Here’s a quick refresher of the important bits…
¡¡¡TELECOMS HAVE STOLEN $400B+ FROM CUSTOMERS WITH FEES FOR A NATIONAL FIBER NETWORK THEY NEVER BUILT!!!
So if the horrible customer service and general behavior of the telecoms hasn’t already jaded your view, this information sure as hell should. Arron’s above datacap opinion (while naive to begin with) really overlooks their typical behavior, which should quickly hint that their claims of needing congestion management is entirely self-induced! Even without knowing all this, a network engineer should have enough insight to at least suspect malicious intent. That opinion is as vile as those who claim surveillance is nothing to fear if a law abiding citizen. Disgusting.
https://www.huffingtonpost.com/bruce-kushnick/the-book-of-broken-promis_b_5839394.html
—
Scruffy & Curtis
*Though different names in the ’90s, telecom companies of today are the same, but exist now as merged super corporations from the parent “Bells” (results of the Ma Bell breakup) and a few individual service providers. In fact, AT&T is the result of the Ma Bell child companies merging back together, plus several other companies now too!
TELECOMS HAVE STOLEN $400B+ FROM CUSTOMERS WITH FEES FOR A NATIONAL FIBER NETWORK THEY NEVER BUILT!
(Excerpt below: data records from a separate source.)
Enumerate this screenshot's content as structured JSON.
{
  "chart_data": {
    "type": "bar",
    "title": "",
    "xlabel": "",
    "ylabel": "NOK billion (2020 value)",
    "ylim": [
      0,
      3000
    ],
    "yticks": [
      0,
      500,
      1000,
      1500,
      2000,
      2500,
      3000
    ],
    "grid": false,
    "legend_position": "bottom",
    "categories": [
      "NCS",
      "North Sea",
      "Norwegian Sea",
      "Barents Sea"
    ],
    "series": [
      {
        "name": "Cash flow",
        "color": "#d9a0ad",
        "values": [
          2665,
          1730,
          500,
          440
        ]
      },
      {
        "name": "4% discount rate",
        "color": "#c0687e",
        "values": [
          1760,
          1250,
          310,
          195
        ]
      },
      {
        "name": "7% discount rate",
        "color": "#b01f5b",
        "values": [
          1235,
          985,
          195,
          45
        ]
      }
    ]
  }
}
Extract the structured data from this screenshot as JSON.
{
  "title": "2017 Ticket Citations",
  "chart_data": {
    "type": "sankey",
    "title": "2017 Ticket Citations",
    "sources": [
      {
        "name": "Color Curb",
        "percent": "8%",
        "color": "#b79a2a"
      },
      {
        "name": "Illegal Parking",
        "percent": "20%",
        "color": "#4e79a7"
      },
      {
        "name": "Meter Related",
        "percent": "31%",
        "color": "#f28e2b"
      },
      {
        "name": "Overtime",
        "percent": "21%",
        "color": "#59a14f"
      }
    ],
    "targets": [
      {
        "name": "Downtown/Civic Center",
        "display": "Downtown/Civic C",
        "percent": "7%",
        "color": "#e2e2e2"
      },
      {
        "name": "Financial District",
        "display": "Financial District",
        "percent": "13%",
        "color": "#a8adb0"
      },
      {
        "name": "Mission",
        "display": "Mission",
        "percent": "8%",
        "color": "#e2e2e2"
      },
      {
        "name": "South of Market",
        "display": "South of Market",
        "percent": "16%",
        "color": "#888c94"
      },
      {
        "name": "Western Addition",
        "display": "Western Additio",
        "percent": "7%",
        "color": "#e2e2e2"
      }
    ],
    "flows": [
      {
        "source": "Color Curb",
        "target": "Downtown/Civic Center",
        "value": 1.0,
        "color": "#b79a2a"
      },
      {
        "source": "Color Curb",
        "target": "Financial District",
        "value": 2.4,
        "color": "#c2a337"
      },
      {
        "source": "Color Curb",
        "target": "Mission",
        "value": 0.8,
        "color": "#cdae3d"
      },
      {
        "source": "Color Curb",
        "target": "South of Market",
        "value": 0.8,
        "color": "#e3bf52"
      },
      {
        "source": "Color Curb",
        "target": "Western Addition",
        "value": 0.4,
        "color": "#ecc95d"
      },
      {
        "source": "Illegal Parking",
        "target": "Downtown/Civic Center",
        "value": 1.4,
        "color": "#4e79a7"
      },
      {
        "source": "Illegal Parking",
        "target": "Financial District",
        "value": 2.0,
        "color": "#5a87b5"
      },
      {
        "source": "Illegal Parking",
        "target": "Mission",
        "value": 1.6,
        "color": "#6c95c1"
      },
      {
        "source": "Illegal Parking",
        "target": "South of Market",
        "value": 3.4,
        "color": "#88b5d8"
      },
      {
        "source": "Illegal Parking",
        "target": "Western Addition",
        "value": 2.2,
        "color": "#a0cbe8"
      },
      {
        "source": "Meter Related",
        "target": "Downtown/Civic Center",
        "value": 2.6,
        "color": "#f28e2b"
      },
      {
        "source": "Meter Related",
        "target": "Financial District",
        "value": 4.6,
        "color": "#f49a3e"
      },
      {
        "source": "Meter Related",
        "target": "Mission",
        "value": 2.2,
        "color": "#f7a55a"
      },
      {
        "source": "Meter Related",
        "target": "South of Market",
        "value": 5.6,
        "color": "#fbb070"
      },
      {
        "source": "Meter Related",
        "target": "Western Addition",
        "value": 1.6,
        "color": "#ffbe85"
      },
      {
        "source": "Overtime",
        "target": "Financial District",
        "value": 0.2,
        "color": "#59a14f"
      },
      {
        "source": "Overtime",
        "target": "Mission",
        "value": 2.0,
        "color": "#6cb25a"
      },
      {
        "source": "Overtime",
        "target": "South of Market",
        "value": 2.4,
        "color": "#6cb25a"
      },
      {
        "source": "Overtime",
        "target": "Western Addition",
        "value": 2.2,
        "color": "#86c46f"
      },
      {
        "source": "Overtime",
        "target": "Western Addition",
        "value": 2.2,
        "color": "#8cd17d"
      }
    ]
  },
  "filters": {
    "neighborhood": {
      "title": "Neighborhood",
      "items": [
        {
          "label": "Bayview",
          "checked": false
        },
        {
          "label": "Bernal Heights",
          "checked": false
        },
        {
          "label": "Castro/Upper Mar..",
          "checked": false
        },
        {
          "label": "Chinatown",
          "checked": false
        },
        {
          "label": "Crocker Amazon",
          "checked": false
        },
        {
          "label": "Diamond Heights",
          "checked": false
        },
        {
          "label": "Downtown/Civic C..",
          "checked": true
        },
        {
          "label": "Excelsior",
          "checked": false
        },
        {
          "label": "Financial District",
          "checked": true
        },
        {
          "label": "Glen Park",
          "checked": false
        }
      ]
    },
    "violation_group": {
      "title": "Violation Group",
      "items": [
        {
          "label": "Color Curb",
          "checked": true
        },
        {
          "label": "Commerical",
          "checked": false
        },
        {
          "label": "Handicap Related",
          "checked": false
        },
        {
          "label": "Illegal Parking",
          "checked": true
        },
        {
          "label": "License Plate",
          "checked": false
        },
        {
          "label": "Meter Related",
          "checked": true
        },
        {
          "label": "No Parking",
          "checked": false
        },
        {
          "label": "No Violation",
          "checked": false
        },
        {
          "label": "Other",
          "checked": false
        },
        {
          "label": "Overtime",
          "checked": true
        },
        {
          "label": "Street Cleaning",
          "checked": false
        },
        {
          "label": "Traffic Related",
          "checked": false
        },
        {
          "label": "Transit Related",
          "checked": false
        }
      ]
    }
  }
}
I live in the San Francisco Bay Area. We didn’t have Comcast data caps — well, actually they were there but not enforced — until a year or two ago, just before Comcast launched their hotspot-based mobile network. So it’s really about grabbing back bandwidth to make more money, from those overpriced rented modem/wi-fi routers. The data caps are yet another layer of that same scam you describe so well.
I bought my own modem, a SURFboard SB6141 DOCSIS 3.0 Cable Modem, one of the Comcast-approved modems four years ago. I’ve recently started getting “urgent” notices from Comcast that it is not supported, and must be replaced immediately. It seems to be working fine to me. I just ran a speed test, and got 85.1Mbps download, 11.4 Mbps upload, Latency: 11 ms. Is Comcast running a game on me, or is a DOCSIS 3.0 modem really obsolete?